Personal information
- Date of birth: 24 January 1974 (age 52)
- Place of birth: Plymouth, Devon, England
- Position: Central defender

Senior career*
- Years: Team / Apps / (Gls)
- 1993–199?: Exeter City
- 199?–1997: Dorchester Town
- 1997–1999: Swindon Town / 58 / (3)
- 1998: → Plymouth Argyle (loan) / 6 / (1)
- 1999–2003: Plymouth Argyle / 82 / (6)
- 2003: → Torquay United (loan) / 5 / (0)
- 2003–2007: Torquay United / 123 / (5)

= Craig Taylor (footballer) =

English footballer

Craig Taylor (born 24 January 1974) is an English former professional footballer.

Taylor was born in Plymouth. He began his professional football career with Exeter City in June 1992, and made 5 first team appearances before dropping into the non-leagues with Dorchester Town.

In April 1997, he joined Swindon Town for a fee of £25,000 playing over 60 games for the First Division club. He had a month on loan with Plymouth Argyle from October 1998 and moved to Plymouth in August 1999, for a fee of £30,000. Taylor was made captain of his home team, making almost 100 appearances during his spell there. A broken ankle against Southend United put Taylor out for the best part of 2 years.

In February 2003, Taylor joined Torquay United on loan, initially for a month's cover as both Sean Hankin and Steve Woods were sidelined with injuries.
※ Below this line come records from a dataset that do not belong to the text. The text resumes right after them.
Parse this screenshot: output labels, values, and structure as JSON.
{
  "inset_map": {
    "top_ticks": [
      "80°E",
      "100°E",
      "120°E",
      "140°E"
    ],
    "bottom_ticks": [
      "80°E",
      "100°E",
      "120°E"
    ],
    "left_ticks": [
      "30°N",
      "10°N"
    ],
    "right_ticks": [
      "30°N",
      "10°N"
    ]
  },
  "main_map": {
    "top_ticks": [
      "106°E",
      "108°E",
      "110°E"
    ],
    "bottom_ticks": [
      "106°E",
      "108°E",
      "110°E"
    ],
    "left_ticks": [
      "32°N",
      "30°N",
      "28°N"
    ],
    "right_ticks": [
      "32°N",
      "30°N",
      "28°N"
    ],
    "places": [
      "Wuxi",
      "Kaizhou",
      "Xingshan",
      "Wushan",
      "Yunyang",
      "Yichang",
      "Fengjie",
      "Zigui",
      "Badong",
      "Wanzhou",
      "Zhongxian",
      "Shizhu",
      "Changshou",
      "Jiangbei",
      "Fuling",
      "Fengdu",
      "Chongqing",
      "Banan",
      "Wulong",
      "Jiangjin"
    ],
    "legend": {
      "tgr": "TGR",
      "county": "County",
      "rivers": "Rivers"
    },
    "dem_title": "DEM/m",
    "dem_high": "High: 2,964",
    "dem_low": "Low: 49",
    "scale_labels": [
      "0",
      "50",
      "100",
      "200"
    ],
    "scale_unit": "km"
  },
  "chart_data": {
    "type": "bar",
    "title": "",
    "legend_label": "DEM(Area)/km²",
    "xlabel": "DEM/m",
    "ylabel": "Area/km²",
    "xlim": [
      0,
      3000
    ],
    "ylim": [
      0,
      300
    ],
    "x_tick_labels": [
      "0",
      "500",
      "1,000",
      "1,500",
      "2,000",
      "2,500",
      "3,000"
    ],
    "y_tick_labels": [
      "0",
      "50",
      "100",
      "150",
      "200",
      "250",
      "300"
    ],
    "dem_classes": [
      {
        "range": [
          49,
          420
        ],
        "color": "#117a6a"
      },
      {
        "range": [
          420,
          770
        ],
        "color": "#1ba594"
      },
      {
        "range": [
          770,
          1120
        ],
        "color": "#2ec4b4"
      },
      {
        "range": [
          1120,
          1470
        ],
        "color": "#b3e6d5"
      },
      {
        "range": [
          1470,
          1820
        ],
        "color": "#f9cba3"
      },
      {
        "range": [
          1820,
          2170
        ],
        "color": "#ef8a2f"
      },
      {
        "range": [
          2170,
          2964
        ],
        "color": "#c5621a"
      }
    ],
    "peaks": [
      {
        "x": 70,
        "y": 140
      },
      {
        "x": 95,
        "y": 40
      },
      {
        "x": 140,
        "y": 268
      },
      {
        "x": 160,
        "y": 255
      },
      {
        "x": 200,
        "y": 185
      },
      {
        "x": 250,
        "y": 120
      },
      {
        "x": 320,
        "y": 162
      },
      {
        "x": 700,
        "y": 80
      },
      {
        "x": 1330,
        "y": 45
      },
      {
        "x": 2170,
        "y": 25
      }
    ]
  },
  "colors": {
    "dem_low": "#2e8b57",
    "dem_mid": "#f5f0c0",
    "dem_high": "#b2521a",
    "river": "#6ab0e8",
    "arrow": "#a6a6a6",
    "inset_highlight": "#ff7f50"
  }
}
The loan deal was extended to the end of the season and he signed for Torquay on a free transfer in June 2003.

The following season (2003/2004) he captained The Gulls to promotion to League One.

He spent much of the early part of the 2006–07 season out of the Torquay side due to injury, but returned to the squad as an unused substitute in the 1–0 defeat at home to Boston United on 16 December 2006. On his last appearance Taylor played in the 1–1 draw with Leyton Orient, scoring Torquay's only goal. Taylor retired from football in May 2007 due to recurring back and ankle injuries.

His brother Shaun also played professionally for Swindon Town.